While test availability remains a nationwide issue, Harmon also called on the Biden administration to increase test production and distribution, adding that “a shortage of tests at this time does not justify the omission. of a test requirement to get out of a now shortened isolation “.

-Arielle Mitropoulos from ABC News

06 Jan 03:16
Chicago cancels school for day 2

Chicago officials on Thursday canceled all public school classes amid classroom safety discussions with city teachers.

Classes were canceled on Wednesday after a majority of Chicago Teachers Union members voted in favor of distance learning amid an increase in COVID-19 cases. School officials called their action an illegal strike.

“In a time of crisis related to this pandemic, the worst thing we can do is give up science and data,” Mayor Lori E. Lightfoot said on Twitter. “If you care about our students and our families like we do, we won’t give in. We stand firm and fight to get our children back to learning in person.”

Teachers were excluded from their remote classrooms on Wednesday, according to the union.

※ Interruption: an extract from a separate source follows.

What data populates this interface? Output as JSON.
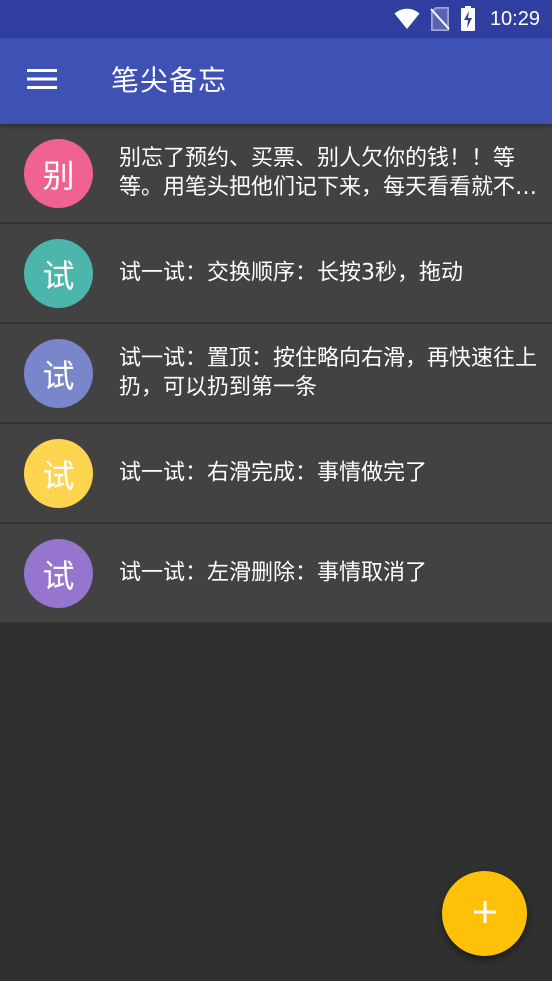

Union leaders asked members to try to log in again on Thursday, urging them to post photos on social media.

The union filed an unfair labor practice charge against the Chicago Board of Education on Wednesday.

“We have security rights and we’ve been at the negotiating table for 20 months to secure those rights,” union president Jesse Sharkey said in a statement.

Chicago’s public schools are among the largest in the country, with approximately 340,000 students in 636 schools.

06 Jan 02:43
TSA reports over 3,000 employee cases

The Transportation Security Administration reported 3,037 current COVID-19 infections on Wednesday.

The agency’s infections increased by about 16% in two days, according to data from the TSA.

The agency, which employs around 60,000 people, said it has accumulated 15,191 cases of COVID-19. The agency said 12,154 employees have recovered and 33 have died.

-Sam Sweeney of ABC News

Jan 05, 9:02 PM
CDC signs Pfizer boosters for 12-15 year olds

The director of the Centers for Disease Control and Prevention has given children ages 12 to 15 the final green light to get Pfizer’s COVID-19 recall.

“It is essential that we protect our children and adolescents from infection with COVID-19 and complications of serious illness,” CDC director Rochelle Walensky said in a statement endorsing the recommendation of the CDC advisory committee. extend eligibility for recall.

The CDC recommends that teens between the ages of 12 and 17 receive a Pfizer booster five months after their second dose.